£100m deal helps secure future for Wednesbury Tata Steel workers
Around 100 Wednesbury steel workers were today part of a £100 million takeover deal that should secure their future.
They are part of Tata Steel's Speciality Steels business that has just been sold to Liberty House Group.
Negotiations started in November and the sale deal has been signed today.
It puts the business of the growing UK steel business headed by Sanjeev Gupta, who led the rescue of nearly 1,000 Black Country steel jobs in 2015 following the collapse of Caparo Industries.
The new sale agreement covers several South Yorkshire-based assets including the electric arc steelworks and bar mill at Rotherham, the steel purifying facility in Stocksbridge and a mill in Brinsworth as well as service centres in Bolton and Wednesbury, and in Suzhou and Xi'an, China.
Speciality Steels directly employs about 1,700 people making steels for the aerospace, automotive and the oil & gas industries.
Bimlendra Jha, CEO of Tata Steel UK, said: "This is good news for Speciality Steels and for Tata Steel's core business in the UK. For Speciality Steels, which is largely independent of our European strip products supply chain, this is an important step forward in securing a future for the business under new ownership. Today's news also marks another important step forward in realising a more sustainable future for our Port Talbot-based supply chain in the UK."
Mr Jha added: "Like our former Scunthorpe-based Long Products business which we sold last year, we will be handing over a business which has been transformed following difficult decisions to restructure and re-focus on higher-value markets.
"Employees, trade unions and the management team have worked incredibly hard at Speciality Steels to improve its performance and I'm delighted to say that the business is now on an improvement track which will enable it to thrive in the future."
Tata Steel's strip products business will continue to employ almost 8,500 people in the UK, manufacturing advanced products for sectors like the automotive industry by utilising the unique capabilities of blast furnace steel making. The company also employs nearly 500 people at its Steelpark distribution base in Wednesfield, as well as workers at sites in Walsall and Brierley Hill.
The Speciality Steels group now becomes part of Liberty's growing steel operations across the UK, which includes the Oldbury-based former Caparo business across the Black Country and sites in South Wales and Scotland.
The deal will make Liberty one of the largest steel and engineering employers in the UK with more than 4,000 workers at plants located across Britain's industrial heartlands.

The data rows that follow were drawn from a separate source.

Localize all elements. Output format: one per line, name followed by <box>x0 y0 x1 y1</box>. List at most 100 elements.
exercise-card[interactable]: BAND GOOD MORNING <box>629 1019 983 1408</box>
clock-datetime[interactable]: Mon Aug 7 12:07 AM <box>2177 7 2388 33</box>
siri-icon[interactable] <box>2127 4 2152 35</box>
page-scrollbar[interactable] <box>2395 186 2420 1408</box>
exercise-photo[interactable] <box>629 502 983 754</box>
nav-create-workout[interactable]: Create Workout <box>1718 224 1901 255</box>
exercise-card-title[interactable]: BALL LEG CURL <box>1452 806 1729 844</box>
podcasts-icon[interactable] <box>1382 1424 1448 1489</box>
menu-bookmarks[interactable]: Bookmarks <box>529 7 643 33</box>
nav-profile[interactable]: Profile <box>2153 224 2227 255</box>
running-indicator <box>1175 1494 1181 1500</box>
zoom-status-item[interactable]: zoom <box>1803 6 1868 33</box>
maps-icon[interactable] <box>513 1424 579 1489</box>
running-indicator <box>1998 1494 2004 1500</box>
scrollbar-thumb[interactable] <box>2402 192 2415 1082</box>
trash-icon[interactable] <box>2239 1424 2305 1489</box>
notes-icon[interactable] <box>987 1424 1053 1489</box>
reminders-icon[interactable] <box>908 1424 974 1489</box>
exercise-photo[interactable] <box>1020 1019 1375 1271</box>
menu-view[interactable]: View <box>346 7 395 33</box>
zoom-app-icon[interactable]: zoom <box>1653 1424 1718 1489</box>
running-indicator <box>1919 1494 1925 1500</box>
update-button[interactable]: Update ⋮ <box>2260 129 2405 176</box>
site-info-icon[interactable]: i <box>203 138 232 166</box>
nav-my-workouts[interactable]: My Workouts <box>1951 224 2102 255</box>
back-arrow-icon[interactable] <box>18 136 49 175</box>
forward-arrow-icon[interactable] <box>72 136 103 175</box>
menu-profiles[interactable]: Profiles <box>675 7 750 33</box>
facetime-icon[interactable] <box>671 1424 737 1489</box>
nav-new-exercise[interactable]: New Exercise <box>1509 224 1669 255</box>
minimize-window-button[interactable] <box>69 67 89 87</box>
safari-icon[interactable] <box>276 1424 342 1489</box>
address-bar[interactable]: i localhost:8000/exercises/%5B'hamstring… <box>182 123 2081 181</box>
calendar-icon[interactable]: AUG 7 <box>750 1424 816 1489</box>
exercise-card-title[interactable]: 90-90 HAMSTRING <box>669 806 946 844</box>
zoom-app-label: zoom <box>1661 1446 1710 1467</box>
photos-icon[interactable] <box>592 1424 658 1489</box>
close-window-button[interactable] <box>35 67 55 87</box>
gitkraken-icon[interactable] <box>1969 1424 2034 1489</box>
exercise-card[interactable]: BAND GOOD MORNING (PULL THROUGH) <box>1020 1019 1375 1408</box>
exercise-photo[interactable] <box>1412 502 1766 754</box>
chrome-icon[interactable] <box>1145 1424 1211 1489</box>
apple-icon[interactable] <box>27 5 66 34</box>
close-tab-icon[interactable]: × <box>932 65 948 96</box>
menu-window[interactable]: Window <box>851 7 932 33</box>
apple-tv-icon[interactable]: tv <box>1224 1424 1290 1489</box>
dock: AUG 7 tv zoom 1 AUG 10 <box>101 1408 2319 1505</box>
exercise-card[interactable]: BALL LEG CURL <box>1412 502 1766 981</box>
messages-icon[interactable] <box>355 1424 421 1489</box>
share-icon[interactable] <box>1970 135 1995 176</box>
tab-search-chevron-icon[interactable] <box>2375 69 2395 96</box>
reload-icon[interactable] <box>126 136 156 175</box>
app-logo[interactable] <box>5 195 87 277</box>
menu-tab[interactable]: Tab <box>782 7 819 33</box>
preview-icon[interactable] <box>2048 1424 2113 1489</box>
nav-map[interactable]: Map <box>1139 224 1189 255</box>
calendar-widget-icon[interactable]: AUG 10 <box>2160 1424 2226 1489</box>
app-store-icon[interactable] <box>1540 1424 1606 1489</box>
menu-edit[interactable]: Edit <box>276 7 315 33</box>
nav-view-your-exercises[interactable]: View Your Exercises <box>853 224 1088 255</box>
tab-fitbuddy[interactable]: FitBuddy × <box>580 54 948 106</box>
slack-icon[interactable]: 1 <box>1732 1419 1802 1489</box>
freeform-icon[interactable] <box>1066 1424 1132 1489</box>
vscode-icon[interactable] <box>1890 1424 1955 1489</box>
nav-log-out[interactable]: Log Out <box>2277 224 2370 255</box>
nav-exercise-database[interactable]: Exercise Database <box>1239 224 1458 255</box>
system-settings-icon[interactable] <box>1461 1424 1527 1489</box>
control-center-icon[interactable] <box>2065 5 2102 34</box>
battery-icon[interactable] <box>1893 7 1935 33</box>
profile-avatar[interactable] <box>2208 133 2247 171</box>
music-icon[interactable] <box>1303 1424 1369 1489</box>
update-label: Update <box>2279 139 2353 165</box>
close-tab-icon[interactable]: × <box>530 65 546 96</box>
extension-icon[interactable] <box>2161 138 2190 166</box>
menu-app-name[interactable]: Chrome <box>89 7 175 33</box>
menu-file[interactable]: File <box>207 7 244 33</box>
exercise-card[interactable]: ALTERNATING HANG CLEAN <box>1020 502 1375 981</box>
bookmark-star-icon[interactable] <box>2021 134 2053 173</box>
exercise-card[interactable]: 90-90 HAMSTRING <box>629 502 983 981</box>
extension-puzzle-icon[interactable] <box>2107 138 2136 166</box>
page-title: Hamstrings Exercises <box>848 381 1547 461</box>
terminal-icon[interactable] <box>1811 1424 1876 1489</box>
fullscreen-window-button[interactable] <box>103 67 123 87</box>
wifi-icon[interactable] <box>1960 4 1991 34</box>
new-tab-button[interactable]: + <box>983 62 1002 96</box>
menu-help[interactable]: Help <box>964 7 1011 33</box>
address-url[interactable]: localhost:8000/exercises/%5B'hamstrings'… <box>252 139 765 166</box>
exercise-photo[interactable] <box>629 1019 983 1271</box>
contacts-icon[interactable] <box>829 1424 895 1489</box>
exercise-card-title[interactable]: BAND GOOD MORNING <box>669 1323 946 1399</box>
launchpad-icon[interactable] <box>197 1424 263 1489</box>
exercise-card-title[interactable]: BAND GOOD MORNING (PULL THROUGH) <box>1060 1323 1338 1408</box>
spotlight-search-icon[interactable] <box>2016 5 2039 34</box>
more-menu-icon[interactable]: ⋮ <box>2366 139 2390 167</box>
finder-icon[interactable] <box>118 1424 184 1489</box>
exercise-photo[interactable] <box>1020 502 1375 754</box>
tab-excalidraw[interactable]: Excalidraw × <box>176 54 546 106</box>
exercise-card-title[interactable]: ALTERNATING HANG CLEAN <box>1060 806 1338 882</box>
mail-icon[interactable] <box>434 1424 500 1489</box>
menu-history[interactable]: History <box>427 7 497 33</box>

Speciality Steels has the capability to make around 1.1m tonnes of liquid steel per year from recycled scrap, melted in two electric arc furnaces at Rotherham. This steel feeds downstream casting, re-melting and rolling processes, producing a range of high-value steels.
Liberty works with energy company SIMEC – a fellow member of the GFG Alliance – to deliver a GreenSteel strategy, which involves the recycling of UK scrap using renewable energy. Liberty says the Speciality Steels acquisition is "a major step forward" for this strategy as it gives the group melting capacity in Britain for the first time. In late 2016 Liberty also created Liberty Metal Recycling to secure supplies of scrap steel generated in the UK economy.
Sanjeev Gupta, executive chairman of the Liberty House Group said: "I am proud that we are acquiring a world-class business with a very skilled workforce and broad range of high-value products. It is one of only a handful of such operations in the world and I am confident it will flourish within our group.
"Fulfilling the next key stage of our Greensteel vision is incredibly exciting. We will now be able to melt scrap steel to create high-value-added products and I hope that, in due course, we will do so using renewable power.
"In the very week that Liberty is celebrating its 25th anniversary, I am delighted to welcome many hundreds more members to the Liberty family. We are grateful for the support from all stakeholders in achieving this deal, including the employees, unions and advisers."
Business Secretary Greg Clark said: "Acquiring Tata's Speciality Steels business in South Yorkshire and West Midlands, which manufactures high quality steel for some of the UK's world leading industries such as aerospace and automotive is a great opportunity for Liberty House. I look forward to hearing more about their expansion plans which secures skilled jobs at the business into the future.
"We want to work with the steel industry on proposals to transform and upgrade their sector as part of the modern Industrial Strategy so we can build on our strengths and extend excellence into the future."